One of my friends consulted a GP the other day about a puzzling ailment and was told to make an appointment to see a specialist in the nearest public hospital. So she went to the Prince of Wales Hospital, where the specialist clinic brandishes the name of Mr Li Ka-shing. I think Mr Li should ask for his money back, because this is not doing much for his reputation. The first thing you see when you get into the appointment-making area is a sign, which so stunned my friend that she took a picture of it. This tells you how long you should expect to wait before the day of your appointment comes up, depending on the type of specialist you need to see. Thus your appointment for a “general medicine” specialist will be in February. Look closer: that is February 2016. If your problem is cardiac, then April of the same year. If you need Geriatric care they make a special effort to fit you in before you join the Monty Python parrot. Your appointment will be in November … next year. Something illegible which might be Renal beats that by a month. No doubt some of these ailments proceed slowly, but I felt a twinge of sympathy for respiratory customers, who are apparently expected to hold their breath until March 2016.
Now I accept that everyone concerned is working hard and doing his or her best. I am sure also that waiting periods at other public hospitals are as bad if not worse. But asking people to wait for 18 months to see a specialist is not providing a public health service; it is just drumming up business for the private sector. Consider the scenario: you see your doctor. He confesses some puzzlement. Don’t like the look of that; think you should see a specialist. You go to your specialist clinic and discover that you have to wait somewhere between 15 months and two years to have your first encounter with a specialist. This is not a wait for a bed, or for an operation, it’s just the wait for a chat with someone who will tell you whether what you’ve got is serious or not and what needs doing about it, if anything. Clearly at this point in the proceedings, unless you are down to your last cent, you are going to go private.

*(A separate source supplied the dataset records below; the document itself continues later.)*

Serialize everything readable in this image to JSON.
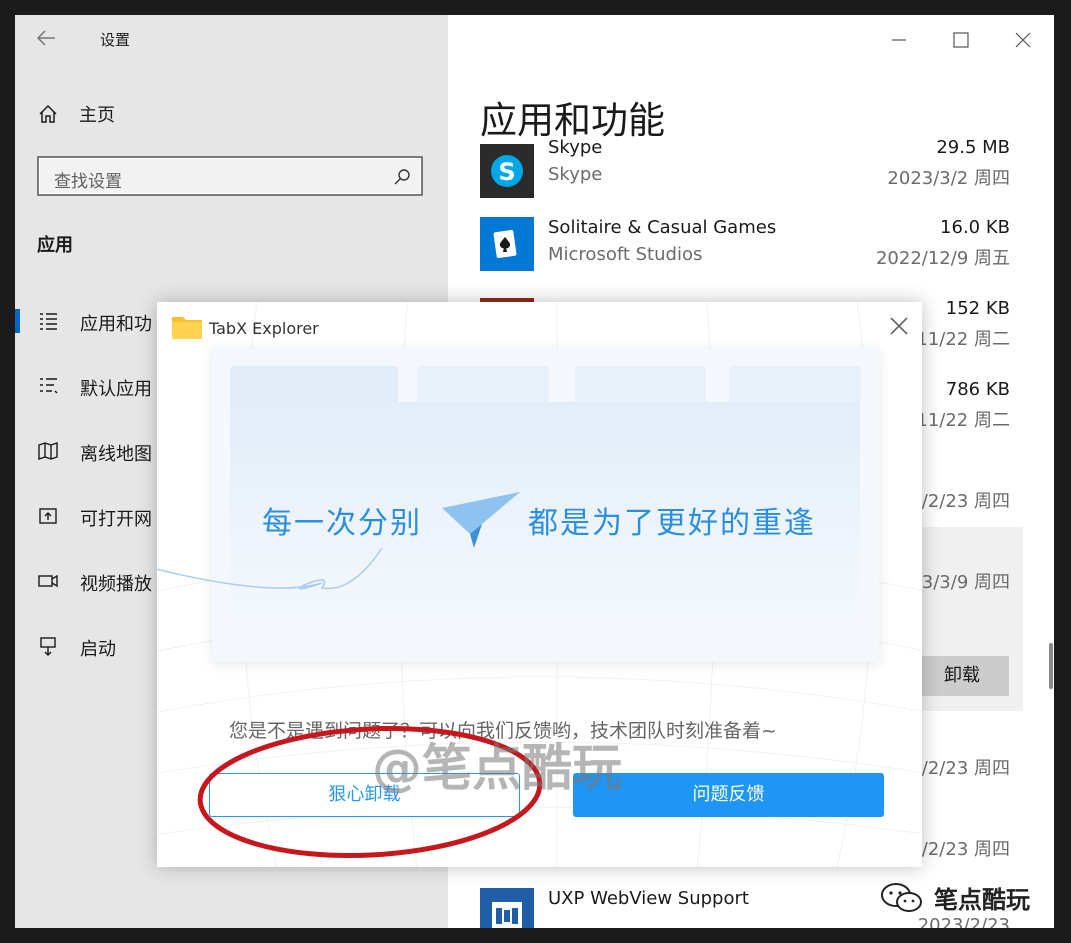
{
  "window": {
    "title": "设置"
  },
  "sidebar": {
    "home_label": "主页",
    "search_placeholder": "查找设置",
    "section_title": "应用",
    "items": [
      {
        "label": "应用和功",
        "icon": "apps-list-icon",
        "active": true
      },
      {
        "label": "默认应用",
        "icon": "default-apps-icon"
      },
      {
        "label": "离线地图",
        "icon": "offline-maps-icon"
      },
      {
        "label": "可打开网",
        "icon": "open-website-icon"
      },
      {
        "label": "视频播放",
        "icon": "video-playback-icon"
      },
      {
        "label": "启动",
        "icon": "startup-icon"
      }
    ]
  },
  "main": {
    "title": "应用和功能",
    "apps": [
      {
        "name": "Skype",
        "publisher": "Skype",
        "size": "29.5 MB",
        "date": "2023/3/2 周四"
      },
      {
        "name": "Solitaire & Casual Games",
        "publisher": "Microsoft Studios",
        "size": "16.0 KB",
        "date": "2022/12/9 周五"
      },
      {
        "name": "",
        "publisher": "",
        "size": "152 KB",
        "date": "11/22 周二"
      },
      {
        "name": "",
        "publisher": "",
        "size": "786 KB",
        "date": "11/22 周二"
      },
      {
        "name": "",
        "publisher": "",
        "size": "",
        "date": "/2/23 周四"
      },
      {
        "name": "",
        "publisher": "",
        "size": "",
        "date": "3/3/9 周四"
      },
      {
        "name": "",
        "publisher": "",
        "size": "",
        "date": "/2/23 周四"
      },
      {
        "name": "",
        "publisher": "",
        "size": "",
        "date": "/2/23 周四"
      },
      {
        "name": "UXP WebView Support",
        "publisher": "",
        "size": "",
        "date": "2023/2/23"
      }
    ],
    "uninstall_label": "卸载"
  },
  "dialog": {
    "title": "TabX Explorer",
    "slogan_left": "每一次分别",
    "slogan_right": "都是为了更好的重逢",
    "message": "您是不是遇到问题了？可以向我们反馈哟，技术团队时刻准备着~",
    "uninstall_button": "狠心卸载",
    "feedback_button": "问题反馈"
  },
  "watermark": "@笔点酷玩",
  "corner_watermark": "笔点酷玩",
  "colors": {
    "accent": "#0067c0",
    "dialog_primary": "#1e96f5",
    "annotation_red": "#c8161d",
    "skype_blue": "#00a8e8",
    "solitaire_blue": "#0078d4"
  }
}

Interestingly, there are lots of private specialists. In fact in recent years it seems that in those buildings where lots of doctors flash their names on the lift board, everyone is a specialist. A cynic might, indeed, suppose that it is rather easy for a private doctor to become a specialist, which makes an interesting contrast with the extraordinary obstacles facing doctors who qualified in perfectly respectable medical schools overseas and wish to practise in Hong Kong.
It may be, of course, that doctors have a different sense of time to the rest of us. This is certainly the kindest explanation for the report last week that the Medical Council, which regulates the profession with a gentle hand, had decided to suspend a doctor for an error she made more than nine years ago. This is not quite in the same class as the old 19th century Court of Chancery. It is generally considered that Charles Dickens was exaggerating in the account of its proceedings which he gives in Bleak House. But there is in existence a perfectly genuine recorded judgment by the then Lord Chancellor which starts with the ominous phrase “Having considered this Will for 15 years…” Indeed the Medical Council’s effort is not even a record for Hong Kong. The legendary Yaqub Khan’s case against the Hong Kong Government for unfair dismissal lasted 11 years, no doubt helped by the government’s desire to see him reach retirement age before they lost, as they did. Still, nine years is a long time. It suggests that it might not be very rewarding to complain if your doctor cuts the wrong leg off, because medical careers only last 40 years to so. By the time the Medical Council gets round to your problem there is a one in four chance the offending doc will have packed in the game anyway.
A spokesperson for the council did not help matters by parading an unusually limp set of excuses – difficulty in getting people together, finding rooms for meetings, etc. This suggests that the council does not approach some of the matters in its remit – like disciplinary proceedings – with a great sense of urgency. Part of the problem is that the council is too big. It has 25 members. No useful meeting has every been held between 25 people. The corresponding UK body has 12 people on it. Half of them are not doctors. a feature which Hong Kong has not copied.
Another problem is that the Council, and indeed the Hong Kong Medical Association, are dominated by private practitioners. This gives rise to a suspicion, which is hard to dispel, that the local profession is mainly interested in a most painful medical procedure: the amputation of the patient’s wallet. No doubt the profession would like us all to hold it in high esteem, while continuing to ensure that hospital carparks display an admirable crop of recent-model Mercedes equipment. These two objectives may not be entirely compatible.